When the Dollars applied in March 1995 to be foster parents, to 4-year-old twin boys and their 2-year-old sister, through the Florida Department of Health and Rehabilitative Services, state records show Linda Dollar revealed her own stories of abuse.
She told social workers she had been on her own since she was 16 after leaving her alcoholic father's home where her own mother had died when Linda was just 6. She noted she was verbally and physically abused as a child and told caseworkers her first marriage ended because her husband abused her, the documents said.
Also, caseworkers had concerns the Dollars believed in spanking as a last-resort form of punishment. John Dollar said his father would spank him and his siblings "after giving us several opportunities to straighten up."
But he softened the stance in writing: "Never should a spanking physically harm or hurt a child. No other form of physical discipline is known to be acceptable by me."
That aside, the Dollars seemed to be raising wonderful children - including Shanda, then 15, who had been adopted as an infant by Linda Dollar in a previous marriage.
The caseworkers noted how two of the girls already living in the Dollars' home were "daddy's girls," writing that one was a "lovable, very smart ... beautiful and artistic."

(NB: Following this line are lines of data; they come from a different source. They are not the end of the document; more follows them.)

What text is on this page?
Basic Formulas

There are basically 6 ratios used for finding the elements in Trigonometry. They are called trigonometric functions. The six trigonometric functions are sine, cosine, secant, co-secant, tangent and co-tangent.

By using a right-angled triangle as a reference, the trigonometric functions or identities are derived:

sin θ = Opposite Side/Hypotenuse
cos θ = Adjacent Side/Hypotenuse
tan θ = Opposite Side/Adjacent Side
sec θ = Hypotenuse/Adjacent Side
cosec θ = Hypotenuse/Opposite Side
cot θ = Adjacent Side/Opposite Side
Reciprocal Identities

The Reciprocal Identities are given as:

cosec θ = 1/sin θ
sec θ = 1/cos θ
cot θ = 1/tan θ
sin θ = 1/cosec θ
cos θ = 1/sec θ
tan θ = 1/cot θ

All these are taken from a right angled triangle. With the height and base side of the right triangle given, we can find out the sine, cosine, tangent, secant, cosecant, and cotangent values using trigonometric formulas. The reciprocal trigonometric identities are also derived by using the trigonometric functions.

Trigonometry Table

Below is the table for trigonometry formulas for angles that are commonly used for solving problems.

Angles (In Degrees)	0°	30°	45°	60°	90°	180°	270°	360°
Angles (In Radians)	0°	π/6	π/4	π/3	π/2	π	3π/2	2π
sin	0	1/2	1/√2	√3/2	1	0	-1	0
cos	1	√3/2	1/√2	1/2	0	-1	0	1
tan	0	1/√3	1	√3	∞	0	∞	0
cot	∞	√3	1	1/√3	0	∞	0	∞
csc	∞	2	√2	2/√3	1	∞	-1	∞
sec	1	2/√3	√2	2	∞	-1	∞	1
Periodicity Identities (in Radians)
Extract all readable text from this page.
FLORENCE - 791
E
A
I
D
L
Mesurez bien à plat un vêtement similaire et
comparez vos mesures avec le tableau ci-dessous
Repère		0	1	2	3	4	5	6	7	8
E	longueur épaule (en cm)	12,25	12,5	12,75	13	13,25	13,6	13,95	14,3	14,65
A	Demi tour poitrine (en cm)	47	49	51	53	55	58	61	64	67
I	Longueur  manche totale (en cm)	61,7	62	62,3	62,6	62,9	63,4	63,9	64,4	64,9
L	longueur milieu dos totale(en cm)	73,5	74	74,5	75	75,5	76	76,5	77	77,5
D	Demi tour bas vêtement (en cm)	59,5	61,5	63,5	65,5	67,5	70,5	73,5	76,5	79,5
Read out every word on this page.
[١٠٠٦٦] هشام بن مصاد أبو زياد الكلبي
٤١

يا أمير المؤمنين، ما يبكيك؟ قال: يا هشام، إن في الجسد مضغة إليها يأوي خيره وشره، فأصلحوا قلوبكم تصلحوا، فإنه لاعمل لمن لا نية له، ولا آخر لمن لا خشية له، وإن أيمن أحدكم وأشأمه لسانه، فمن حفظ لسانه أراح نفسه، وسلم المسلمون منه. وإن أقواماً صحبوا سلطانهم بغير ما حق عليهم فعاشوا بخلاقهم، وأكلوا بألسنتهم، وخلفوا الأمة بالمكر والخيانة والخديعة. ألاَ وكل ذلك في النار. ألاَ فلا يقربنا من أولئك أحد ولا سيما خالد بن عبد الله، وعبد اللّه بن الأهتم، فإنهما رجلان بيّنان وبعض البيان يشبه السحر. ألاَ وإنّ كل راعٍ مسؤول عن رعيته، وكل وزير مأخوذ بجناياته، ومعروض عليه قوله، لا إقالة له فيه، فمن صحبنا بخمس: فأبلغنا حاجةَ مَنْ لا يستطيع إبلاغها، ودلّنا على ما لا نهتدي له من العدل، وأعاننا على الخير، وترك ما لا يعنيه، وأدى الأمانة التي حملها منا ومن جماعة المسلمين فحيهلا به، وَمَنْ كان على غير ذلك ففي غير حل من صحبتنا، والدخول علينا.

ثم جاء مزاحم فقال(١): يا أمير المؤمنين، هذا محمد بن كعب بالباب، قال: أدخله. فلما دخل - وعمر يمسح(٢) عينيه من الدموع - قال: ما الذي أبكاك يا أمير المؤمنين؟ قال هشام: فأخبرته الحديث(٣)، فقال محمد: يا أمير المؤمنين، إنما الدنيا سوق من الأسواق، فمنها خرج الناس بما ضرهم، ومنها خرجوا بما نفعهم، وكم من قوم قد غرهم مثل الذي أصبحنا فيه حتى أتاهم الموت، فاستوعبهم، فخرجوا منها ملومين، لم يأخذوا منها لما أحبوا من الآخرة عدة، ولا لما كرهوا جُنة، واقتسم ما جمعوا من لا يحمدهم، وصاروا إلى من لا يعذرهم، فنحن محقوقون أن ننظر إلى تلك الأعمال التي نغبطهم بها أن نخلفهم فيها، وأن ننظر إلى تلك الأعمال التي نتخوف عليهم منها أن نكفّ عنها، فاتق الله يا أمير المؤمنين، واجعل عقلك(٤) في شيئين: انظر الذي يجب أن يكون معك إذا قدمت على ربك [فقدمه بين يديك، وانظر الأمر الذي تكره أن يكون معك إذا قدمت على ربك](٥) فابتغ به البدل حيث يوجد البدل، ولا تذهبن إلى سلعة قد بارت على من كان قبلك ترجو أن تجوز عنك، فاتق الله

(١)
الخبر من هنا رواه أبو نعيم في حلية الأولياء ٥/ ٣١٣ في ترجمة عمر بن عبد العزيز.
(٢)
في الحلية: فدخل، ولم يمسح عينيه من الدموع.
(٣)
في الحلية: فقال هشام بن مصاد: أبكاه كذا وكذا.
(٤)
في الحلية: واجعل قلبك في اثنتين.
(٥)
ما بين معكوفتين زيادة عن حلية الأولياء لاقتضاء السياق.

This past week, Shanda Rae Shelton - now 25, married and out of the home for three years - was denied visitation to her siblings after social workers said she participated in some of the abuse.
Shelton admitted she locked her brothers and sisters in closets and bathrooms as punishment, but she said she did so under threats of violence and being thrown out of the house.
"John and Linda were overwhelmed," Shelton said. "That's no excuse. I can't say why they did what they did."
Vickie Chachere in Tampa, Fla. also contributed to this report.